A quelques jours de l’anniversaire du tournage du film, l’interprète de la réplique «si j’aurais su, j’aurais pas venu» s’apprête à mettre le cap vers l’Eure-et-Loir, où le film a été tourné en septembre et octobre 1961. Ce sera l’occasion d’exposer, pendant un mois, une cinquantaine de ses œuvres au château de Maintenon. Mais l’homme pourra aussi célébrer, le 24 septembre, l’anniversaire du film dans le village voisin de Bailleau-Armenonville, dont les rues et l’école ont servi de décor à Yves Robert.
Un bon souvenir
«Cela va être à la fois sympa et très émouvant», espère le fils du peintre Dany Lartigue et petit-fils du célèbre photographe Jacques-Henri Lartigue (1), enthousiaste à l’idée de passer une journée avec ceux qui ont tourné avec lui. Ce film reste «un très bon souvenir qui a marqué sa vie». «On le prenait très à cœur, l’histoire et le tournage étaient passionnants, même si c’était sérieux.»
Réservé, ce quinquagénaire au visage marqué par les épreuves de la vie, livre cependant quelques anecdotes dans sa modeste maison nichée au cœur de la forêt landaise. «Pendant deux mois, je suis resté avec mon frère François, qui jouait Grand Gibus, à Bailleau-Armenonville. C’était comme une colonie de vacances. Des jeunes s’occupaient de nous. On dormait sous une tente et on se lavait à la rivière.» Martin Lartigue a conservé au fil de ses déménagements la chemise, le béret et la fronde qui ont servi pour le tournage.
Scolarité en dent de scie
«Au départ, je ne devais pas avoir autant d’importance dans le film. Mais Yves Robert, qui était le beau-frère de mon père, en a rajouté. J’étais turbulent et marrant. C’est plus tard que je suis devenu timide.» Mais très vite après la sortie du film, qui a rencontré un immense succès populaire, le jeune garçon est devenu une «star». «J’ai pas voulu que cela change les choses pour moi, mais comme j’ai enchaîné d’autres tournages, comme «Bébert et l’omnibus», j’ai eu une scolarité en dents de scie. Du coup je pouvais pas faire autre chose que devenir artiste.»
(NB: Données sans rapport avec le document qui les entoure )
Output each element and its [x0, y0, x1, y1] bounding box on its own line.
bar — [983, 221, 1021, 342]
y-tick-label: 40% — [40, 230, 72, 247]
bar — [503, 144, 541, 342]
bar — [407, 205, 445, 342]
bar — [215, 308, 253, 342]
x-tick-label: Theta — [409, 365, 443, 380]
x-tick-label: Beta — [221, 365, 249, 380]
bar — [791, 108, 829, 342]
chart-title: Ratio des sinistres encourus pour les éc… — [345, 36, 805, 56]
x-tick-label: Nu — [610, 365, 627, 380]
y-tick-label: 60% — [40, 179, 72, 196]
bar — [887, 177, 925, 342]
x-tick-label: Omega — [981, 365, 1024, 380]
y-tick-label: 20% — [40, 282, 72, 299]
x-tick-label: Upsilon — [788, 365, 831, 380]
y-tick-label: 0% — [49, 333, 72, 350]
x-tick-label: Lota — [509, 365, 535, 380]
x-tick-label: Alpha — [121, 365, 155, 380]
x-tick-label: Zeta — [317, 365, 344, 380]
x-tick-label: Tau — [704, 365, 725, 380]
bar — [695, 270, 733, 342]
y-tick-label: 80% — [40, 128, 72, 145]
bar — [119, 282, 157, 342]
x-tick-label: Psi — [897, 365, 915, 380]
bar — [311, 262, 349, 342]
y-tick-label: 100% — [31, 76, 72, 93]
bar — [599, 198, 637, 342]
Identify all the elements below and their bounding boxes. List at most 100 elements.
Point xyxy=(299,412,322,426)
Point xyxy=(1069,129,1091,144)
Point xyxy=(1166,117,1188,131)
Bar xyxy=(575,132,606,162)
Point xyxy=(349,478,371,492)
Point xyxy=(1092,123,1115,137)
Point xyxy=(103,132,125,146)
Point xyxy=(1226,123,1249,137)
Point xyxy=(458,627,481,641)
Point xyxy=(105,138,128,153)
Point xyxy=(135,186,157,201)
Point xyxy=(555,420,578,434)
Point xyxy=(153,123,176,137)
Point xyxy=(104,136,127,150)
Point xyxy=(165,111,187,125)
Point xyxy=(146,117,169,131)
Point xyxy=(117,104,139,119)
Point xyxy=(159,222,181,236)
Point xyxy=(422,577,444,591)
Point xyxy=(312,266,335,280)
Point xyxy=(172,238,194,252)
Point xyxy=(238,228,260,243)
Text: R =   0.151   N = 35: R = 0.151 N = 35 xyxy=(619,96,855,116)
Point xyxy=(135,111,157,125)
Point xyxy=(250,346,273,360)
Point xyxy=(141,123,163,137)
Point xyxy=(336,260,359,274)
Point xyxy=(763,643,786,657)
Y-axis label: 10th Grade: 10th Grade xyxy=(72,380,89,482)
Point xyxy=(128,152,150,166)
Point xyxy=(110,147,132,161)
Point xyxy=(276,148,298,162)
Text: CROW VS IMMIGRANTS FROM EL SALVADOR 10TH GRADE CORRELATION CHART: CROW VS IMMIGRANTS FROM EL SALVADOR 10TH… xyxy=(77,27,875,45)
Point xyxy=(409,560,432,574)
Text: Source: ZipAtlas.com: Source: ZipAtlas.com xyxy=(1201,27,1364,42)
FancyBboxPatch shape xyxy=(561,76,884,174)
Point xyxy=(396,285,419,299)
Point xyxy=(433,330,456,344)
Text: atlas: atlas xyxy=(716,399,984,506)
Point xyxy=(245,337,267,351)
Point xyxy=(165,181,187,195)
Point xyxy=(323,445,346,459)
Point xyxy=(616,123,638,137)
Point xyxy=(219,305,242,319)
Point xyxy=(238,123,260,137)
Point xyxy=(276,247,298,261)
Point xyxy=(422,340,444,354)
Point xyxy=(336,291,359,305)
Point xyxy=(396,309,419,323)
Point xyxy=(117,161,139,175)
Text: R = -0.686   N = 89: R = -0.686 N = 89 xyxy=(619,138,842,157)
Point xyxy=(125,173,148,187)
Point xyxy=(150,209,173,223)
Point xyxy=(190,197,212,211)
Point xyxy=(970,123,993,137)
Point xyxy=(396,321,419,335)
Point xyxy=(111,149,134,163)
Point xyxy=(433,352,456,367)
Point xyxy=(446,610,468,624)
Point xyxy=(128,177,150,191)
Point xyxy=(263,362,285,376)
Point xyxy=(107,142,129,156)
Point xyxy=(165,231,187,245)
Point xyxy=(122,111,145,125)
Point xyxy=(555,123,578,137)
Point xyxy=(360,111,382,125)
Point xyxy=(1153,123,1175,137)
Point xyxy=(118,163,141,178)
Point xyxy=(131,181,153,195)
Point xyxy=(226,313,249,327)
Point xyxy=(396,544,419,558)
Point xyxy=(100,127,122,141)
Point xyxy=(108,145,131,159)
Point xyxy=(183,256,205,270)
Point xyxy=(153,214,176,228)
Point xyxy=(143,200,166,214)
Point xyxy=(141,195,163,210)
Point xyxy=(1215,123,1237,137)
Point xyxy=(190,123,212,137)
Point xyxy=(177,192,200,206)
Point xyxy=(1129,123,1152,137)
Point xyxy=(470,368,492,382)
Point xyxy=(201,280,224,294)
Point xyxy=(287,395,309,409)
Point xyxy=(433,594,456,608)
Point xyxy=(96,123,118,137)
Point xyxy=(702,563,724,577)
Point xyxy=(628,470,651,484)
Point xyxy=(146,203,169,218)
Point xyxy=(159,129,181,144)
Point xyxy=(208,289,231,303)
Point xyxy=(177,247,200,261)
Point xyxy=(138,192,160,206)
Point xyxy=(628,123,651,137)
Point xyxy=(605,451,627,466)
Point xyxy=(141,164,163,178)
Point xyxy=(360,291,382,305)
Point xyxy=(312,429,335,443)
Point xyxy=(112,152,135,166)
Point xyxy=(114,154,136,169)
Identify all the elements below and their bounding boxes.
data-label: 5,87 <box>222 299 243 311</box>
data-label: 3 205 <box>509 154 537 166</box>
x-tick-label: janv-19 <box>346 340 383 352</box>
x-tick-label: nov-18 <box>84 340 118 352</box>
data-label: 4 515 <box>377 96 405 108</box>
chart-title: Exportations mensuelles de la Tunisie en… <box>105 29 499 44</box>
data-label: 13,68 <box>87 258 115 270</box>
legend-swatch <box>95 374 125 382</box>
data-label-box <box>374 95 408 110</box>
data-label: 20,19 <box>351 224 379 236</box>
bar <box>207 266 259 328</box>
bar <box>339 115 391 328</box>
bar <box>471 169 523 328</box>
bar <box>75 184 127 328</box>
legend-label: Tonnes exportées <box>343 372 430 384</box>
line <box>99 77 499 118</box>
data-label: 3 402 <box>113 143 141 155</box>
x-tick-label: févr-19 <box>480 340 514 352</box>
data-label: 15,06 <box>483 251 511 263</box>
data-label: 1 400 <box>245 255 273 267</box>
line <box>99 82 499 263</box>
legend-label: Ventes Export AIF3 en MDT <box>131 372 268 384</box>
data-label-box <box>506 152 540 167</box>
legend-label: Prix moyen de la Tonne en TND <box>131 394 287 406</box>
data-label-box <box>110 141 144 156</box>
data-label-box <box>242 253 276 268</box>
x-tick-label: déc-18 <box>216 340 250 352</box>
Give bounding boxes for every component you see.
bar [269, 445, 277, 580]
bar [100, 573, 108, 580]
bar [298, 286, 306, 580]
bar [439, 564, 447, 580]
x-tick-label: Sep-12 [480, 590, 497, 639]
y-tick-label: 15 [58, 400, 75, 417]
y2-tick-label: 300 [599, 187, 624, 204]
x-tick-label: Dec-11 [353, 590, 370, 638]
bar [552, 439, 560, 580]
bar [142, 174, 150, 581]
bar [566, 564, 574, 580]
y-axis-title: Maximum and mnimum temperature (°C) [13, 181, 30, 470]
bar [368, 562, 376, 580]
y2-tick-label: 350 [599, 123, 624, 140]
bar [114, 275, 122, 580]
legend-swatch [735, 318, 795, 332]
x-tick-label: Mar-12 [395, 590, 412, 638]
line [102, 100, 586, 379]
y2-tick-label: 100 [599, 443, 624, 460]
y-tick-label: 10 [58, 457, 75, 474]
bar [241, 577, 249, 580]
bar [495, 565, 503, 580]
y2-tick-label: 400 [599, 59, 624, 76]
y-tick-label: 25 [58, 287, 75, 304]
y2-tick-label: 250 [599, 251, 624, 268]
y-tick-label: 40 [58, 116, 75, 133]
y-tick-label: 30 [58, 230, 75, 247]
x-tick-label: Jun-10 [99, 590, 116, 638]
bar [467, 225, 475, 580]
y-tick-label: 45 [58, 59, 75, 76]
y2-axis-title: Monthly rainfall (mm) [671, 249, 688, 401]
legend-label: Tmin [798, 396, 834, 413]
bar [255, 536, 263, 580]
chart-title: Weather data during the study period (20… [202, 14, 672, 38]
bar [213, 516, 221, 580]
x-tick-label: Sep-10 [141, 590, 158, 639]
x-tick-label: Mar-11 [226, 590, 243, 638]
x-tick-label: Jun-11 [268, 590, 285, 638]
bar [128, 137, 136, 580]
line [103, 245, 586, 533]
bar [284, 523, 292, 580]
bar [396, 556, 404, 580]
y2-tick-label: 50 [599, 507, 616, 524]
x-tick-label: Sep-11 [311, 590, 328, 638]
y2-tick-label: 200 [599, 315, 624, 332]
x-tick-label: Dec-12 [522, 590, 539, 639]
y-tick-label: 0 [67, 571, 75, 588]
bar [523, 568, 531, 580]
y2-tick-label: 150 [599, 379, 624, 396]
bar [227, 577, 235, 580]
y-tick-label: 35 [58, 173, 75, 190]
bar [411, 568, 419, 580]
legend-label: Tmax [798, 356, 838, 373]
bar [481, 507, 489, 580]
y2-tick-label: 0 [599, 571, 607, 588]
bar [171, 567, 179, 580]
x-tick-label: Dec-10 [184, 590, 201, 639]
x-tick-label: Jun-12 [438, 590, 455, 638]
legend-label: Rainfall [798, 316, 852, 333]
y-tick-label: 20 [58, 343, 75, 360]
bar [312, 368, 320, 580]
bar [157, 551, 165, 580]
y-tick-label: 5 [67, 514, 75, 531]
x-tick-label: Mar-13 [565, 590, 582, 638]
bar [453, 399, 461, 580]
A 15?ans, Martin Lartigue quitte le système scolaire pour faire une école de mime. «Au départ, je ne voulais pas être peintre, car je me disais que mon père l’avait très bien fait alors je me suis tourné vers le métier d’acteur». Il jouera aux côtés de Romy Schneider, Jean Richard et Michel Serrault. Puis, vers 25?ans, «la peinture a pris le dessus.» L’artiste part s’installer dans les Cévennes avant de s’établir, il y a dix-huit ans, dans les Landes où il produit une œuvre qui va de la sculpture à des tableaux très colorés.
L’artiste n’a cependant pas perdu l’impertinence de ses jeunes années. «J’attends qu’on m’envoie les DVD des deux films qui sortent ce mois-ci. Je les regarderai avec des copains. Ils sont peut-être bien.»
(1) Le photographe restait à l’époque complètement inconnu.